This couch is a monument to your defacing it. Every date you bring as a teenager will sit on this seat, hear the story and see your shame!
Cool! I enjoyed this post.
I was going to say, that’s not just a stick figure, that’s a skeleton—and indeed, in the linked post by Austin Kleon, he links to another post of his that tells how his son draws many, many “x-rays” (as the son calls skeletons). I like how the son has really abstracted it to just a few lines that take it from stick figure to skeleton—truly capturing the essence in an economy of form.
It appears that the cushions are on some outdoor furniture—I imagine that may possibly have made it easier for the parents to take a lighthearted approach.
No, I think the artist chose the outdoor furniture to make a statement regarding the fact that we truly wear our insides on the outside. Afterall, it wasn’t a skeleton within the house of its body but the body - this case the house - was eschewed for the naked baring of oneself to the world and, in the end, to merely be sat upon, a fitting commentary for the triteness of the modern dialectic.
You missed using “zeitgeist” and “paradigm”.
I like the idea but the sofa stinks. All those steel bars. That’s a nightmare for toddlers. It might look cool in a hister apartment but not good for a small child.
Genius! I love shit like this
Here’s the kid trying to warn them about skeleton-person he keeps seeing in the yard…
Great! It reminds me of a recent parent that framed a drawing that their kid made on their wall: https://mymodernmet.com/kids-drawing-on-wall-framed-by-parents/
Very nice use of lampshading!
It reminds me of the Oblique Strategy: “Honor thy error as a hidden intention.”
Yet again, a weakness gets touted as a feature.

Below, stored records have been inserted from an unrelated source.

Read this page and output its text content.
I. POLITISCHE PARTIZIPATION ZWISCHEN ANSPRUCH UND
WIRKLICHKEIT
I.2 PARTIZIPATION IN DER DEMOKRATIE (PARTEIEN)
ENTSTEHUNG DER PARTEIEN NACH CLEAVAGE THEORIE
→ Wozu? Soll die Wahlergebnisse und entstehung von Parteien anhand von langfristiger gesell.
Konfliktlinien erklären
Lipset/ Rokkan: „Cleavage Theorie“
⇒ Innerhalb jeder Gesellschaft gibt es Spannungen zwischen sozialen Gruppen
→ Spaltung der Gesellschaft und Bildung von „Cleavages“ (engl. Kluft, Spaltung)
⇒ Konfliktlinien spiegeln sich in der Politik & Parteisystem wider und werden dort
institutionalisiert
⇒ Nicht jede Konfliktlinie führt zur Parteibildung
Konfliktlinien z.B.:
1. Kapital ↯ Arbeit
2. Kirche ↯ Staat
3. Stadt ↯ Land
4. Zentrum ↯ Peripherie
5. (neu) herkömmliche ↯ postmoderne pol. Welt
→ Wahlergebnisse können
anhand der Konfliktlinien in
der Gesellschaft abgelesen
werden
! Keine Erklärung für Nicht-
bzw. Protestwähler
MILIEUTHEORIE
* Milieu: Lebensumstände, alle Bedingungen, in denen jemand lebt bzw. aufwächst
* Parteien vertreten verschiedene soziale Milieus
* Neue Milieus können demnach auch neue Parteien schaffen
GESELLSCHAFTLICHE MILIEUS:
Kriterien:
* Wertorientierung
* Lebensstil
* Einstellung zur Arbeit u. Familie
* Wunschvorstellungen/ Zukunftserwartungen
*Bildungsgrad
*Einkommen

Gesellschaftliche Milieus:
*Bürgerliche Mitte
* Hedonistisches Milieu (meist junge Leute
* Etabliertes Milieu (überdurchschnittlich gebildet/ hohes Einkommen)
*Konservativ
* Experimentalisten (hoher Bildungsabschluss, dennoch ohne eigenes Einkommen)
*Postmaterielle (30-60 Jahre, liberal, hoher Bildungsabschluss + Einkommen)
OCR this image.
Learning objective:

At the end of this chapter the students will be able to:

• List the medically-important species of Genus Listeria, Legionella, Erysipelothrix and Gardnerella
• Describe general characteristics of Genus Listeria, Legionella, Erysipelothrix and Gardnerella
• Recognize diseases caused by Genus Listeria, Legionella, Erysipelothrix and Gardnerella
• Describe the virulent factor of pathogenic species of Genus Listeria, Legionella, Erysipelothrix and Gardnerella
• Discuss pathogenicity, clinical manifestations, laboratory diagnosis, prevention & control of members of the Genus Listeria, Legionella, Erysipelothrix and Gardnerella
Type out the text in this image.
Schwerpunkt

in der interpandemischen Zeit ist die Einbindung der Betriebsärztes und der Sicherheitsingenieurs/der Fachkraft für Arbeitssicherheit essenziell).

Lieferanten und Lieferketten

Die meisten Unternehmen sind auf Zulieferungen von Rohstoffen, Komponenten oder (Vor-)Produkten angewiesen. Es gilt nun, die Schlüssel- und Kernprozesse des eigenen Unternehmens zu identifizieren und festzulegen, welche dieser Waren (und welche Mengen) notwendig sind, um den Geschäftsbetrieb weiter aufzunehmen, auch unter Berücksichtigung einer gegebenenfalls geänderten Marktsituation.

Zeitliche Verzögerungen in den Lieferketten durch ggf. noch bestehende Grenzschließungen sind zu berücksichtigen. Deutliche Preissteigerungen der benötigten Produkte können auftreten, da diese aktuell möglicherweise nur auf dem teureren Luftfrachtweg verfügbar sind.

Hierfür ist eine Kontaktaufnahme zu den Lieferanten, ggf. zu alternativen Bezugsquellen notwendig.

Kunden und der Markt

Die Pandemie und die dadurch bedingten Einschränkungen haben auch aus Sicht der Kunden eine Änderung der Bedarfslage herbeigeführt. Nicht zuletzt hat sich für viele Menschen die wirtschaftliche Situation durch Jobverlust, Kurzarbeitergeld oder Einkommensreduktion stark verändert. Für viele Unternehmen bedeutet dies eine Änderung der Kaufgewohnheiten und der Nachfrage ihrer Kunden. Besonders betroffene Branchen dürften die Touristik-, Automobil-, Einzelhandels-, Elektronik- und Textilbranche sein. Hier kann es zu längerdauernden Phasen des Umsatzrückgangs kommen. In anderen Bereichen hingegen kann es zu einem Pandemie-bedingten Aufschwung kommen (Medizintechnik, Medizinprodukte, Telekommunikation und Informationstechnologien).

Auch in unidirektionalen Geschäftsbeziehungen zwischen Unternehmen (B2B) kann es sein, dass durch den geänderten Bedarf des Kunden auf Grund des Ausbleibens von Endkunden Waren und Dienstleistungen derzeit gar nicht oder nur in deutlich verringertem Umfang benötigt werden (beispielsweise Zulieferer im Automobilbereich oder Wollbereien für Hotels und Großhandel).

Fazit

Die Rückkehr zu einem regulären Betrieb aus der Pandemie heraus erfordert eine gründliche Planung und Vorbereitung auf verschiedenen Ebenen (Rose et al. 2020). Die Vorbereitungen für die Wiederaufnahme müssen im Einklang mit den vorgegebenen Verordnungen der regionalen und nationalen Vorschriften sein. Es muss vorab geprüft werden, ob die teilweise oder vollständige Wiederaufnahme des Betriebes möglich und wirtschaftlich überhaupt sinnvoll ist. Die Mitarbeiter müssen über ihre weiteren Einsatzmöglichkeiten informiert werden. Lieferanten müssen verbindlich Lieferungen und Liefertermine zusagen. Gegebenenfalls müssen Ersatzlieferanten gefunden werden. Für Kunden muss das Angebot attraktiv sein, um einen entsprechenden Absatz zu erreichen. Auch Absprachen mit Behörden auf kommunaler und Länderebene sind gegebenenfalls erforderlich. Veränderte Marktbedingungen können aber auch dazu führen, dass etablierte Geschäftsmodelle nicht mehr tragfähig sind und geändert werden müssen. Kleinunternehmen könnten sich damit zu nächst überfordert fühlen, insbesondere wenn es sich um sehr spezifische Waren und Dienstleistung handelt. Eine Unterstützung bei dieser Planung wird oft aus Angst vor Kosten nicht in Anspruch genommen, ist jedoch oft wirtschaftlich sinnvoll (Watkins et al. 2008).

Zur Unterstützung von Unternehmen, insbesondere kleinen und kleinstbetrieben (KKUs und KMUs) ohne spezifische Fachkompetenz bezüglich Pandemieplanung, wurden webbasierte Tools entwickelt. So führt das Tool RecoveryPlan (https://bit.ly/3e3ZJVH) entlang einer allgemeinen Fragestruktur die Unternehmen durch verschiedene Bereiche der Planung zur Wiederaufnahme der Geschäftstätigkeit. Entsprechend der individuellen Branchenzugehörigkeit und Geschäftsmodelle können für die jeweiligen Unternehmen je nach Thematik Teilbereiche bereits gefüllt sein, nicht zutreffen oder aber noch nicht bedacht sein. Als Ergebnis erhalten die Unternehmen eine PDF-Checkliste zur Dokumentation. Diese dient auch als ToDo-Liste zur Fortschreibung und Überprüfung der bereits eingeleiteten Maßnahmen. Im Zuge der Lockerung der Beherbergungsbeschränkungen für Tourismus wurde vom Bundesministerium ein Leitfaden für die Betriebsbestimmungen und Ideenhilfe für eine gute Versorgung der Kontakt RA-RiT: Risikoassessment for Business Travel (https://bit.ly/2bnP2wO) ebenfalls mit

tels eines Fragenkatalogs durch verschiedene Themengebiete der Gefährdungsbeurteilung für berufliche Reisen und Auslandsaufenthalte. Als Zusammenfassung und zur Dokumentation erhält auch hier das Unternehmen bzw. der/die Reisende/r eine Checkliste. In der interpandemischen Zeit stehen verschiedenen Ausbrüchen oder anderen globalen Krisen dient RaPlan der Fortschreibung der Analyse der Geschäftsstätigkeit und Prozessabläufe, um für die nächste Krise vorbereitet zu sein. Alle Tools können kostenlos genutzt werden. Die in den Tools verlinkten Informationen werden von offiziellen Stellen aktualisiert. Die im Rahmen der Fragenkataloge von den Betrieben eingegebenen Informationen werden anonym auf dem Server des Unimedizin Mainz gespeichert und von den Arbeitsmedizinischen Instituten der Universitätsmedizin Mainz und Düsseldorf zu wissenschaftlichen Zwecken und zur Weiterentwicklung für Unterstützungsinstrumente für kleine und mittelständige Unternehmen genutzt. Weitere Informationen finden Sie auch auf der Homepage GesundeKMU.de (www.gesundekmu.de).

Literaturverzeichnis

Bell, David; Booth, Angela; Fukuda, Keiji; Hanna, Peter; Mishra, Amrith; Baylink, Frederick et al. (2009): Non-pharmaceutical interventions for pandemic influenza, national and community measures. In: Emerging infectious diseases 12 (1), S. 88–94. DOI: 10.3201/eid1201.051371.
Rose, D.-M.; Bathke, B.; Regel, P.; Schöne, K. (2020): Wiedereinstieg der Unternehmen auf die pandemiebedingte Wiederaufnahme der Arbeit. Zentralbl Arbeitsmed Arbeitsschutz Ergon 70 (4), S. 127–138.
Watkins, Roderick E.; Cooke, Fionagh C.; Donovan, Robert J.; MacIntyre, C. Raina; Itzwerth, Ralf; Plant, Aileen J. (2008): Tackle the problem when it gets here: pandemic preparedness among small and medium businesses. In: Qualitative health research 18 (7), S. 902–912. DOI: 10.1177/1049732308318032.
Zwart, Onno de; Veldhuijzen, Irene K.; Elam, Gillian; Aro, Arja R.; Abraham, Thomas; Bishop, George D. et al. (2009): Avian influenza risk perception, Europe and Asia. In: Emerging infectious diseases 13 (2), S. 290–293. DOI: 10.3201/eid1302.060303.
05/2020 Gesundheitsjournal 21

”error as a hidden intention”
pretty much Trump’s entire political ouvre, n’est-ce pas?
fantastic post!
When the child grows up with no limits and is arrested for drug usage, they’ll shadow-box the crack pipe, hypodermic needle and spoon.
Something similar:
When my then-four-year-old son drew a happy face on our new futon he actually signed his name to it. The kid couldn’t even try for basic deniability.
In my experience, lack of deniability in no way impedes a four-year-old’s denials.